İŞTE O AÇIKLAMA:
HALKIMIZA VE KAMOYUNA
30 Mart 2014'de yapılacak olan yerel seçimler yaklaşırken siyasal arena hareketlenmeye başladı.
Beş yılda bir yenilenen yerel seçim çalışmaları yine bildik ve alışıldık usul ve yöntemlerle başladı. Aday adayları veya adaylar hem kendilerini kamuoyuna tanıtıyorlar, hem de parti yönetimlerinin onayını alabilmek için her türlü kulis ve kampanya yürütüyorlar.
Üstelik adaylık yarışında bir adım da olsa öne geçmek için yapılan bu amansız yarışta yönetmeye talip oldukları kent halkının ya da en azından üyesi oldukları parti üyelerinin onaylarını almayı akıllarına bile getirmiyorlar. Tabi önemli olan yerel demokrasiyi hayata geçirmek değil de "kent rantı" pastasından şöyle irice bir parça kapmak ve kısa sürede sınıf atlamak olunca kurallar böyle işliyor. Ve bunu hizmet yarışı olarak sunmakta da bir sakınca görmüyorlar.
SİLİVRİ DEMOKRASİ PLATFORMU, HANGİ GEREKÇEYLE OLURSA OLSUN ÖNSEÇİMSİZ ADAY BELİRLEME YÖNTEMLERİNE HAYIR DİYOR.
Partilerin başkanlarının iki dudağı arasından; liyakat, temayül yoklaması, anket aldatmacasıyla aday belirleme yöntemlerine hayır demeliyiz.

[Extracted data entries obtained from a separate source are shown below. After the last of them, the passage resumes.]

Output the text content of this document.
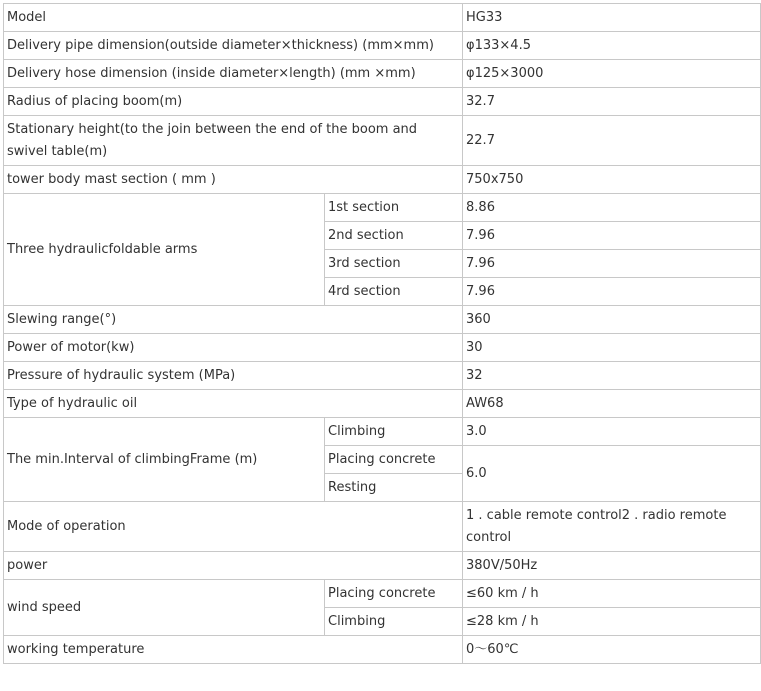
Model		HG33
Delivery pipe dimension(outside diameter×thickness) (mm×mm)		φ133×4.5
Delivery hose dimension (inside diameter×length) (mm ×mm)		φ125×3000
Radius of placing boom(m)		32.7
Stationary height(to the join between the end of the boom and swivel table(m)		22.7
tower body mast section ( mm )		750x750
Three hydraulicfoldable arms	1st section	8.86
	2nd section	7.96
	3rd section	7.96
	4rd section	7.96
Slewing range(°)		360
Power of motor(kw)		30
Pressure of hydraulic system (MPa)		32
Type of hydraulic oil		AW68
The min.Interval of climbingFrame (m)	Climbing	3.0
	Placing concrete	6.0
	Resting	
Mode of operation		1 . cable remote control2 . radio remote control
power		380V/50Hz
wind speed	Placing concrete	≤60 km / h
	Climbing	≤28 km / h
working temperature		0～60℃
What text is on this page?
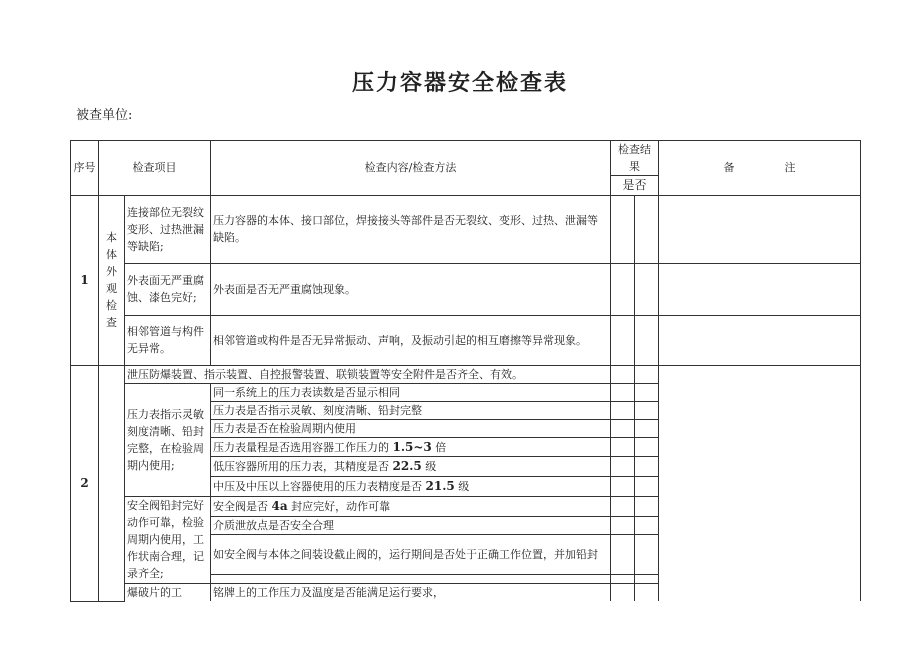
压力容器安全检查表
被查单位:
序号	检查项目		检查内容/检查方法	检查结果		备 注
				是否		
1	本体外观检查	连接部位无裂纹变形、过热泄漏等缺陷;	压力容器的本体、接口部位，焊接接头等部件是否无裂纹、变形、过热、泄漏等缺陷。			
		外表面无严重腐蚀、漆色完好;	外表面是否无严重腐蚀现象。			
		相邻管道与构件无异常。	相邻管道或构件是否无异常振动、声响，及振动引起的相互磨擦等异常现象。			
2		泄压防爆装置、指示装置、自控报警装置、联锁装置等安全附件是否齐全、有效。				
		压力表指示灵敏刻度清晰、铅封完整，在检验周期内使用;	同一系统上的压力表读数是否显示相同			
			压力表是否指示灵敏、刻度清晰、铅封完整			
			压力表是否在检验周期内使用			
			压力表量程是否选用容器工作压力的 1.5~3 倍			
			低压容器所用的压力表，其精度是否 22.5 级			
			中压及中压以上容器使用的压力表精度是否 21.5 级			
		安全阀铅封完好动作可靠，检验周期内使用，工作状南合理，记录齐全;	安全阀是否 4a 封应完好，动作可靠			
			介质泄放点是否安全合理			
			如安全阀与本体之间装设截止阀的，运行期间是否处于正确工作位置，并加铅封			

		爆破片的工	铭牌上的工作压力及温度是否能满足运行要求，			
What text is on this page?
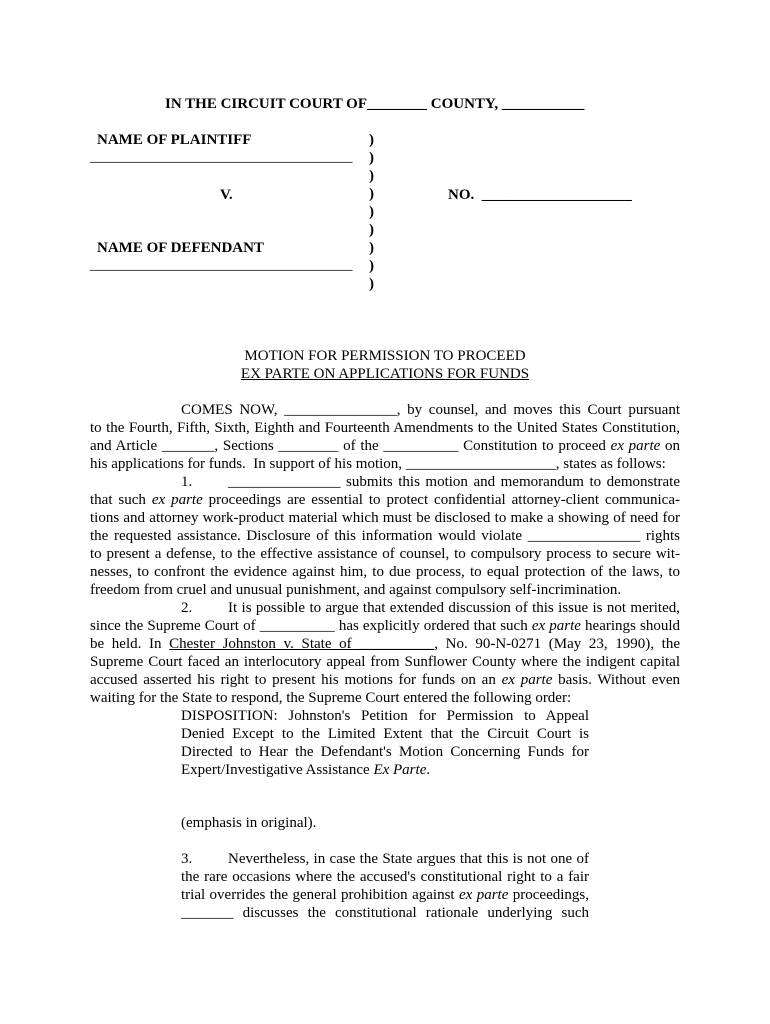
IN THE CIRCUIT COURT OF________ COUNTY, ___________
NAME OF PLAINTIFF
___________________________________
V.
NAME OF DEFENDANT
___________________________________
)
)
)
)
)
)
)
)
)
NO. ____________________
MOTION FOR PERMISSION TO PROCEED
EX PARTE ON APPLICATIONS FOR FUNDS
COMES NOW, _______________, by counsel, and moves this Court pursuant
to the Fourth, Fifth, Sixth, Eighth and Fourteenth Amendments to the United States Constitution,
and Article _______, Sections ________ of the __________ Constitution to proceed ex parte on
his applications for funds.  In support of his motion, ____________________, states as follows:
1. _______________ submits this motion and memorandum to demonstrate
that such ex parte proceedings are essential to protect confidential attorney-client communica-
tions and attorney work-product material which must be disclosed to make a showing of need for
the requested assistance. Disclosure of this information would violate _______________ rights
to present a defense, to the effective assistance of counsel, to compulsory process to secure wit-
nesses, to confront the evidence against him, to due process, to equal protection of the laws, to
freedom from cruel and unusual punishment, and against compulsory self-incrimination.
2. It is possible to argue that extended discussion of this issue is not merited,
since the Supreme Court of __________ has explicitly ordered that such ex parte hearings should
be held. In Chester Johnston v. State of __________, No. 90-N-0271 (May 23, 1990), the
Supreme Court faced an interlocutory appeal from Sunflower County where the indigent capital
accused asserted his right to present his motions for funds on an ex parte basis. Without even
waiting for the State to respond, the Supreme Court entered the following order:
DISPOSITION: Johnston's Petition for Permission to Appeal
Denied Except to the Limited Extent that the Circuit Court is
Directed to Hear the Defendant's Motion Concerning Funds for
Expert/Investigative Assistance Ex Parte.
(emphasis in original).
3. Nevertheless, in case the State argues that this is not one of
the rare occasions where the accused's constitutional right to a fair
trial overrides the general prohibition against ex parte proceedings,
_______ discusses the constitutional rationale underlying such
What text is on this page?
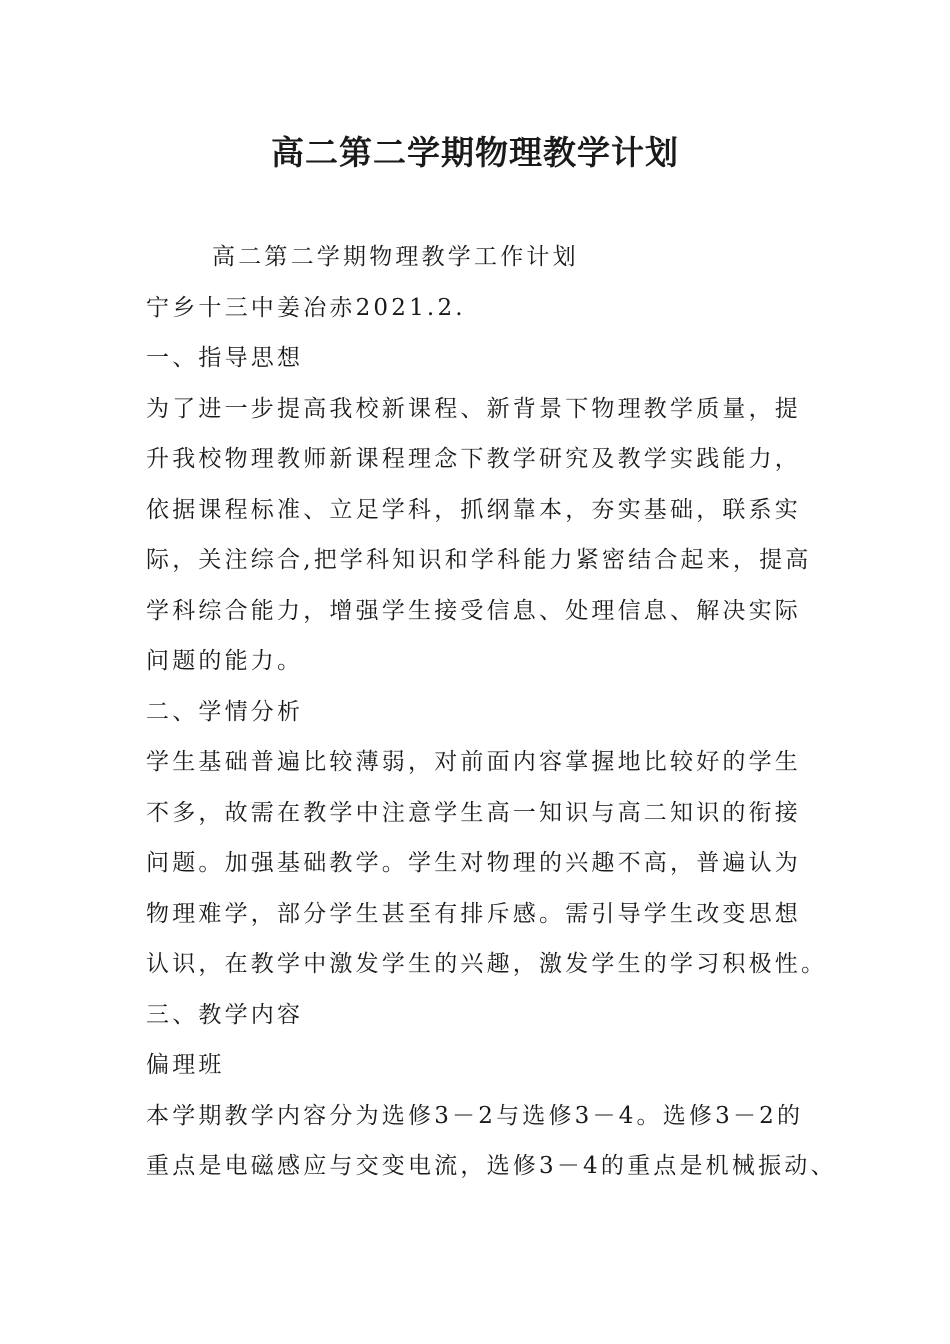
高二第二学期物理教学计划
高二第二学期物理教学工作计划
宁乡十三中姜冶赤2021.2.
一、指导思想
为了进一步提高我校新课程、新背景下物理教学质量，提
升我校物理教师新课程理念下教学研究及教学实践能力，
依据课程标准、立足学科，抓纲靠本，夯实基础，联系实
际，关注综合,把学科知识和学科能力紧密结合起来，提高
学科综合能力，增强学生接受信息、处理信息、解决实际
问题的能力。
二、学情分析
学生基础普遍比较薄弱，对前面内容掌握地比较好的学生
不多，故需在教学中注意学生高一知识与高二知识的衔接
问题。加强基础教学。学生对物理的兴趣不高，普遍认为
物理难学，部分学生甚至有排斥感。需引导学生改变思想
认识，在教学中激发学生的兴趣，激发学生的学习积极性。
三、教学内容
偏理班
本学期教学内容分为选修3－2与选修3－4。选修3－2的
重点是电磁感应与交变电流，选修3－4的重点是机械振动、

Her parti kendi üyesinin önüne ön seçim sandığını koymalıdır. Bunu bulunduğumuz her yerde talep etmeliyiz. Aksi halde parayla satın alınmış başkanlık iddialarını haklı çıkarmış oluruz ki; Bu hem o kentin halkına, hem de demokrasiye karşı işlenmiş en ağır suçtur. Ahlaken de vicdanen de suçtur.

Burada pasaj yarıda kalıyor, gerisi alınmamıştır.